Sequestered in our homes, many of us have turned to books for entertainment, education, diversion and inspiration. In our new series Lockdown Libraries, Art Guide finds out what artists have on their bookshelves. Tracey Clement spoke to Caroline Rannersberger about reading in these troubled times.
Caroline Rannersberger was preparing for her solo show Prelude to Arcadia, currently open online or by appointment at Bett Gallery in Hobart, when Covid-19 started affecting life in Australia, but she still found time to read. “My reading habits during the pandemic have not changed much,” she says. “My daily routine hasn’t really changed a great deal either.” As someone living on Bruny Island in Tasmania, a certain amount of isolation is just normal.
But, Rannersberger says, “Inevitably, my thoughts and habits have been influenced by the impact of the pandemic.” And this, naturally, has affected her reading too. “Book choices are either consciously or unconsciously influenced by the pandemic,” she points out, “and these books in turn are an influence on the reader.”

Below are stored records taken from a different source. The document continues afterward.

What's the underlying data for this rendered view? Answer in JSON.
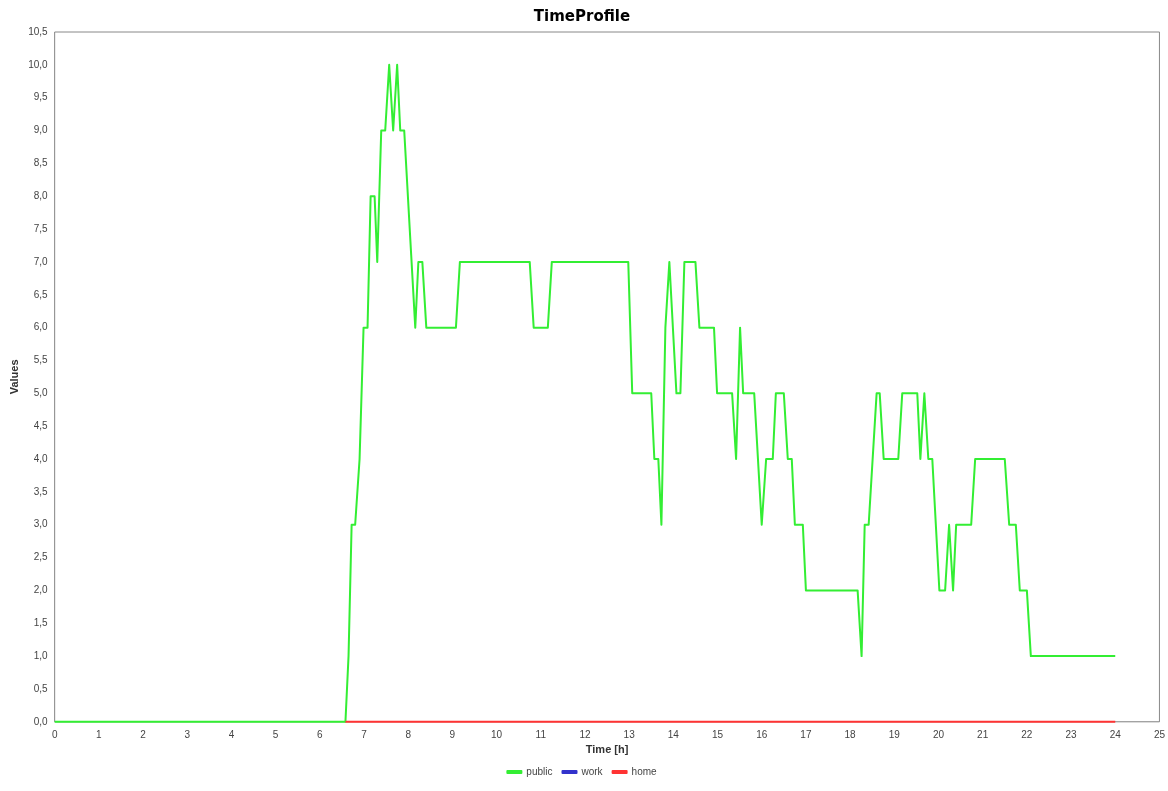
{
  "chart_data": {
    "type": "line",
    "title": "TimeProfile",
    "xlabel": "Time [h]",
    "ylabel": "Values",
    "xlim": [
      0,
      25
    ],
    "xticks": [
      0,
      1,
      2,
      3,
      4,
      5,
      6,
      7,
      8,
      9,
      10,
      11,
      12,
      13,
      14,
      15,
      16,
      17,
      18,
      19,
      20,
      21,
      22,
      23,
      24,
      25
    ],
    "ylim": [
      0,
      10.5
    ],
    "yticks": [
      {
        "value": 0,
        "label": "0,0"
      },
      {
        "value": 0.5,
        "label": "0,5"
      },
      {
        "value": 1,
        "label": "1,0"
      },
      {
        "value": 1.5,
        "label": "1,5"
      },
      {
        "value": 2,
        "label": "2,0"
      },
      {
        "value": 2.5,
        "label": "2,5"
      },
      {
        "value": 3,
        "label": "3,0"
      },
      {
        "value": 3.5,
        "label": "3,5"
      },
      {
        "value": 4,
        "label": "4,0"
      },
      {
        "value": 4.5,
        "label": "4,5"
      },
      {
        "value": 5,
        "label": "5,0"
      },
      {
        "value": 5.5,
        "label": "5,5"
      },
      {
        "value": 6,
        "label": "6,0"
      },
      {
        "value": 6.5,
        "label": "6,5"
      },
      {
        "value": 7,
        "label": "7,0"
      },
      {
        "value": 7.5,
        "label": "7,5"
      },
      {
        "value": 8,
        "label": "8,0"
      },
      {
        "value": 8.5,
        "label": "8,5"
      },
      {
        "value": 9,
        "label": "9,0"
      },
      {
        "value": 9.5,
        "label": "9,5"
      },
      {
        "value": 10,
        "label": "10,0"
      },
      {
        "value": 10.5,
        "label": "10,5"
      }
    ],
    "grid": false,
    "legend": "bottom",
    "marker": "none",
    "line_style": "solid",
    "series": [
      {
        "name": "home",
        "color": "#ff3333",
        "x": [
          6.58,
          24
        ],
        "values": [
          0,
          0
        ]
      },
      {
        "name": "work",
        "color": "#3333cc"
      },
      {
        "name": "public",
        "color": "#33ee33",
        "x": [
          0,
          6.58,
          6.65,
          6.72,
          6.8,
          6.9,
          6.99,
          7.08,
          7.15,
          7.24,
          7.3,
          7.39,
          7.48,
          7.57,
          7.66,
          7.75,
          7.82,
          7.91,
          8.16,
          8.23,
          8.32,
          8.41,
          9.08,
          9.17,
          10.75,
          10.84,
          11.16,
          11.25,
          12.98,
          13.07,
          13.5,
          13.57,
          13.66,
          13.73,
          13.82,
          13.91,
          14.07,
          14.16,
          14.25,
          14.5,
          14.59,
          14.92,
          14.99,
          15.33,
          15.42,
          15.51,
          15.58,
          15.83,
          16.0,
          16.1,
          16.25,
          16.32,
          16.5,
          16.59,
          16.68,
          16.75,
          16.93,
          17.0,
          18.17,
          18.26,
          18.33,
          18.42,
          18.6,
          18.67,
          18.76,
          19.09,
          19.18,
          19.52,
          19.59,
          19.68,
          19.77,
          19.86,
          20.02,
          20.15,
          20.24,
          20.33,
          20.4,
          20.74,
          20.83,
          21.5,
          21.6,
          21.75,
          21.84,
          22.0,
          22.09,
          24.0
        ],
        "values": [
          0,
          0,
          1,
          3,
          3,
          4,
          6,
          6,
          8,
          8,
          7,
          9,
          9,
          10,
          9,
          10,
          9,
          9,
          6,
          7,
          7,
          6,
          6,
          7,
          7,
          6,
          6,
          7,
          7,
          5,
          5,
          4,
          4,
          3,
          6,
          7,
          5,
          5,
          7,
          7,
          6,
          6,
          5,
          5,
          4,
          6,
          5,
          5,
          3,
          4,
          4,
          5,
          5,
          4,
          4,
          3,
          3,
          2,
          2,
          1,
          3,
          3,
          5,
          5,
          4,
          4,
          5,
          5,
          4,
          5,
          4,
          4,
          2,
          2,
          3,
          2,
          3,
          3,
          4,
          4,
          3,
          3,
          2,
          2,
          1,
          1
        ]
      }
    ]
  }
}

The artist, who was born in Australia and raised in Austria, says she divides her reading between pleasure and work. For pleasure Rannersberger reads mostly fiction, while the books she picks up to inform her art practice include art theory, philosophy, German literature and the sciences.
“In terms of pleasure, I tend to read more female writers,” Rannersberger says. “I particularly enjoy books with a narrative I can loosely identify with or have some understanding of. I recently read Ann Patchett’s The Dutch House, which explores fractured family dynamics against the backdrop of a beautiful house. This work conjured memories of my own childhood home in Austria. Similarly, Vicki Laveau-Harvie’s novel, The Erratics, which centres around two sisters’ vexed relationship with their parents, led me to consider my own sisters and our parental relationships.”
And while Bruny Island may be small and isolated, it is something of a literary hotspot. Author Richard Flanagan lives there, and Rannersberger enjoys his books as well as those of other authors who’ve visited through the Bruny Island Foundation for the Arts, an initiative she helped found. These include Jennifer Mills, whose recent post-apocalyptic novel Dyschronia, Rannersberger says, “is a privilege to read.”
In preparation for her current solo show, Rannersberger turned to the philosophy books on her shelves. “My exhibition at Bett Gallery is concerned with notions of force and sensation, and I frequently revisited A Thousand Plateaus, one of Deleuze’s seminal texts, while making these works,” she says. “The exhibition contains a series of small paintings which are a phenomenological, geo-philosophical response to my surrounds and my experience during the pandemic.”
The artist’s home library also includes philosophical works by Kant, Goethe, Lessing, Hoffmann, Schiller, and Kleist, among others. “These works remain a reflection of the times, underscoring the fluid relationship between literature, philosophy and visual arts. I am particularly drawn to the drama of the late 18th century, notably Sturm und Drang [a proto Romantic movement which translates to storm and stress], during which time free expression was given to extreme emotion,” she says. “Many aspects of Sturm und Drang resonate with contemporary concerns, both in terms of the environment and climate change, and in terms of the pandemic currently faced by humankind.”
As for many of us, reading helps Rannersberger both contextualise her work and make sense of the world. “Sturm und Drang as a leitmotif came to mind over the last couple of months in isolation. Humankind is responding with a range of emotions and experiences: Sturm und Drang; a mix of tumultuous emotion and unrequited longing,” she says. “The tragic comedies being played out on the world stage by political leaders could fit nicely into an 18th century novella.”